Leaving abuse meant a new career, and while I never planned to be in healthcare, that is where I find myself. I work in long-term care, and every day, I listen to the fatphobic opinions of the medical community. In the last five years, I have regained all the weight I lost, and more. At work, I am always the fattest person in the room. I try to tune out water cooler discussions of their personal diets, but when we discuss patient health, I am overwhelmed. Two patients can have generally equal diagnoses, symptoms, and test results, but if one is fat, their situation is blamed on their weight, and pain is nearly always reduced to “if they would lose X pounds, they wouldn’t be in pain.” I have also had some health setbacks in these recent years. I am now disabled and experience chronic pain. I was finally diagnosed with PCOS after 26 years since my first period, and I had to stop the medication that helped regulate it because of potentially deadly side effects.
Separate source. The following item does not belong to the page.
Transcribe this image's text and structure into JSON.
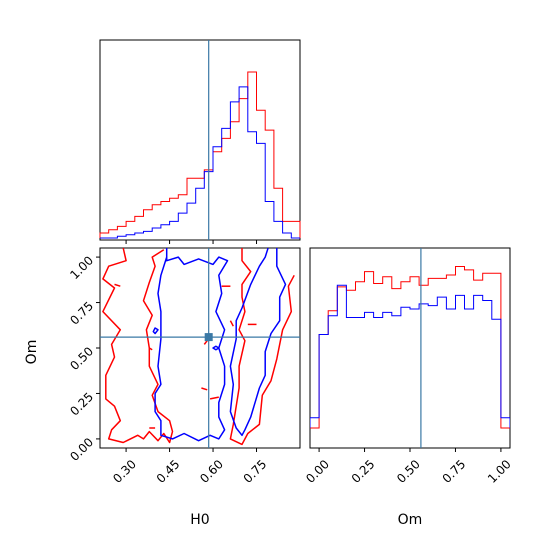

I know that because of PCOS, my food needs are different from others, and that I experience hunger, fullness, and cravings differently.
Food, I am afraid that when I am older and need more medical care, they will not be able to see past the numbers on the scale. I am afraid that if I ever need residential health care, my nutrition needs will not be met because I will be served the same thing as everyone else, on their schedules, according to rules made by bureaucrats. We have worked so hard to get to this place, and I am afraid that the medical community is going to destroy that. I fear that they will not care if restriction makes my hair fall out again as long as my waist gets smaller.
Please help me find ways to stay on good terms with you while advocating for myself within a fatphobic system.